In other words, you only pay lip service to your own pledges to de-carbonize, but as long as people buy your product and the stock price goes up, who cares if only some tree huggers say you're greenwashing?
For another, greenwashing is hard to police because regulation hasn't kept up or isn't being enforced. What's more, what qualifies as "sustainable" is often up to industry-wide bodies that treat greenwashers with kid gloves. Take for example the Forest Stewardship Council's 2020 decision to certify IKEA's illegal Ukrainian timber as "green."
Still, greenwashing is becoming harder to pull off these days. Playing fast and loose with environmental pledges is now a serious risk for companies as national enforcement gets tougher, and investors grow a conscience.

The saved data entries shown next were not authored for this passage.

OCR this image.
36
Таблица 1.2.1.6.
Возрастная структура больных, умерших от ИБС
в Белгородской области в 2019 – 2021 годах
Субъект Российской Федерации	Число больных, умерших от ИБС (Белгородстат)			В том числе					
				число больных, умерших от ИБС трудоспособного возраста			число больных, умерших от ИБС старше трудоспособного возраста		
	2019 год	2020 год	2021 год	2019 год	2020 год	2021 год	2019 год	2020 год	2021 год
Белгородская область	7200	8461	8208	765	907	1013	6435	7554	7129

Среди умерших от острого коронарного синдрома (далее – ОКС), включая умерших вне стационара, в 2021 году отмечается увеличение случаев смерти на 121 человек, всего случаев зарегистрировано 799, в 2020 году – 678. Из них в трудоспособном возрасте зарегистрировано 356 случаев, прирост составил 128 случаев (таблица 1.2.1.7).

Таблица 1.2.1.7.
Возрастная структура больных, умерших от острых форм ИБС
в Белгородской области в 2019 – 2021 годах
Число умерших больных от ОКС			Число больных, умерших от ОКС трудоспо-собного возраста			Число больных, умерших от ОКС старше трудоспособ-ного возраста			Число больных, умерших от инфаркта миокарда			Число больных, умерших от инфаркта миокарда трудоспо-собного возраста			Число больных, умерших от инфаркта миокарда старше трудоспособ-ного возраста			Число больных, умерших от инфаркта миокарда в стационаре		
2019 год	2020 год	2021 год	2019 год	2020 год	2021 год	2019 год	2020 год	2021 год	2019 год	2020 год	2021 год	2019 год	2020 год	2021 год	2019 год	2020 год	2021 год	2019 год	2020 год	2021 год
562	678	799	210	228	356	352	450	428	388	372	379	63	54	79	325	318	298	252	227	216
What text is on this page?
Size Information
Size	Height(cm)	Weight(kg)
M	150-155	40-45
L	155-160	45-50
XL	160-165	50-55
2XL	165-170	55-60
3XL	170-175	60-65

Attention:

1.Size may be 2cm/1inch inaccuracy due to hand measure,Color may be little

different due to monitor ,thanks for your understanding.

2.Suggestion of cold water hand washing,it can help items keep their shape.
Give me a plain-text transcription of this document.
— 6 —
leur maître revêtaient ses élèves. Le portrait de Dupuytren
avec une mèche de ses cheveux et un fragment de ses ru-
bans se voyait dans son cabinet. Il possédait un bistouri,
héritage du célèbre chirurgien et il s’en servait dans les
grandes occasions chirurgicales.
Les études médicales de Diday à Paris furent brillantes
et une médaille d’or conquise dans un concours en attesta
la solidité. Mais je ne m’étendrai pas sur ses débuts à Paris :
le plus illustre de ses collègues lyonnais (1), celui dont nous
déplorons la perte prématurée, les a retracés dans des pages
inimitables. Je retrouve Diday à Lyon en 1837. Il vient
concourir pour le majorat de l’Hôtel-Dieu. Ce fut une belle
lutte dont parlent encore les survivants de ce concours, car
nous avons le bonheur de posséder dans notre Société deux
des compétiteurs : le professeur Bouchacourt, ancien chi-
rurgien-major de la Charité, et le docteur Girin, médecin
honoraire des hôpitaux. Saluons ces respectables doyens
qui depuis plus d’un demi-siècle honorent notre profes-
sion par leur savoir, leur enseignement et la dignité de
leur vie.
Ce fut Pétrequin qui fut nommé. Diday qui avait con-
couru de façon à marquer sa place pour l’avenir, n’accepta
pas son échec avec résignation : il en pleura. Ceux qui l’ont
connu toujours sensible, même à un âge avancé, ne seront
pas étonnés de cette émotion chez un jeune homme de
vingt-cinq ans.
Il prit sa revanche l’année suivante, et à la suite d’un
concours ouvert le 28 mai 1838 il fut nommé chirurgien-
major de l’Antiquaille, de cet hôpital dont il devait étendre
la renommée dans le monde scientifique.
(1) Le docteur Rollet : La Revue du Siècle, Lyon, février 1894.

Earlier this year, a court in the Netherlands ordered Shell to slash its emissions by a whopping 45 percent over 2019 levels by the end of the decade for violating the human rights of the Dutch people by extracting fossil fuels. Activist investors are now pushing to break up the world's fourth-largest oil and gas company to force Shell transition to clean energy.
Moreover, it's becoming increasingly popular for governments — which likely won't agree on much in Glasgow — to go after individual greenwashers instead of making all businesses go green. At a time of growing outrage at greedy corporations burning the planet to fatten their profit margins, scapegoating them for the worsening climate crisis is an easy sell.